Managing Spark

Apache Spark is a general framework for distributed computing that offers very high performance for both iterative and interactive processing. Spark exposes APIs for Java, Python, and Scala. Spark consists of Spark core and several related projects:
  • Spark SQL - module for working with structured data. Allows you to seamlessly mix SQL queries with Spark programs.
  • Spark Streaming - API that allows you to build scalable fault-tolerant streaming applications.
  • MLlib - library that implements common machine learning algorithms.
  • GraphX - API for graphs and graph-parallel computation.

Cloudera supports Spark core and Spark Streaming. Cloudera does not currently offer commercial support for Spark SQL (including DataFrames), MLLib, and GraphX.

To run applications distributed across a cluster, Spark requires a cluster manager. Cloudera supports two cluster managers: Spark Standalone and YARN. Cloudera does not support running Spark applications on Mesos. On Spark Standalone, Spark application processes run on Spark Master and Worker roles. On YARN, Spark application processes run on YARN ResourceManager and NodeManager roles.
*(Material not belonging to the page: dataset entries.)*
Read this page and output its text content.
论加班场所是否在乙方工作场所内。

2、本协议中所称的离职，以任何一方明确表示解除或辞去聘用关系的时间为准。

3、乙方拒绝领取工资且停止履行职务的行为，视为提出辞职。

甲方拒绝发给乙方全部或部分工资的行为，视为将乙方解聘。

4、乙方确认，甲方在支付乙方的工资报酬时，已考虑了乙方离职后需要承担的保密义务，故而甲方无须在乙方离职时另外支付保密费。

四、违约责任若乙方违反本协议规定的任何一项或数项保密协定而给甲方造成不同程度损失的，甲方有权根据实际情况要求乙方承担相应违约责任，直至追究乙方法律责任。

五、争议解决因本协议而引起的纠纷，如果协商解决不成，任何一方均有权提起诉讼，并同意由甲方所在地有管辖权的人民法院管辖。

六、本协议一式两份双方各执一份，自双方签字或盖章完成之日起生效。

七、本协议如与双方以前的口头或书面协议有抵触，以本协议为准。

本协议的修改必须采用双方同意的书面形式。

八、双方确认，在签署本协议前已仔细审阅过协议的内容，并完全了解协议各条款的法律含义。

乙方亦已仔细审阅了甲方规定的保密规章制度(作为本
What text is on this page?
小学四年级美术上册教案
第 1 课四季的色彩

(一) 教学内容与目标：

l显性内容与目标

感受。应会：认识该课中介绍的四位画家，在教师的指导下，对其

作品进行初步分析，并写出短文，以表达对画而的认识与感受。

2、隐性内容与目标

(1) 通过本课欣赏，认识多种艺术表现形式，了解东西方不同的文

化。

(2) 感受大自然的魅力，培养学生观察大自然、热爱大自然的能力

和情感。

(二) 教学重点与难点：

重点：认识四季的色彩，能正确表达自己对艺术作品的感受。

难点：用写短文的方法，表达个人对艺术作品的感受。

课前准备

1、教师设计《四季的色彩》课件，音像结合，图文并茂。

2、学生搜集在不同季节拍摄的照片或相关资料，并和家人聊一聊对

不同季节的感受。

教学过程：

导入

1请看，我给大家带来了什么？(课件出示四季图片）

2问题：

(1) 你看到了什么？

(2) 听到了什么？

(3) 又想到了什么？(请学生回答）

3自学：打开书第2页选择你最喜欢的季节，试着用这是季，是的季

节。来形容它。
In CDH 5, Cloudera recommends running Spark applications on a YARN cluster manager instead of on a Spark Standalone cluster manager, for the following benefits:
  • You can dynamically share and centrally configure the same pool of cluster resources among all frameworks that run on YARN.
  • You can use all the features of YARN schedulers for categorizing, isolating, and prioritizing workloads.
  • You choose the number of executors to use; in contrast, Spark Standalone requires each application to run an executor on every host in the cluster.
  • Spark can run against Kerberos enabled Hadoop clusters and use secure authentication between its processes.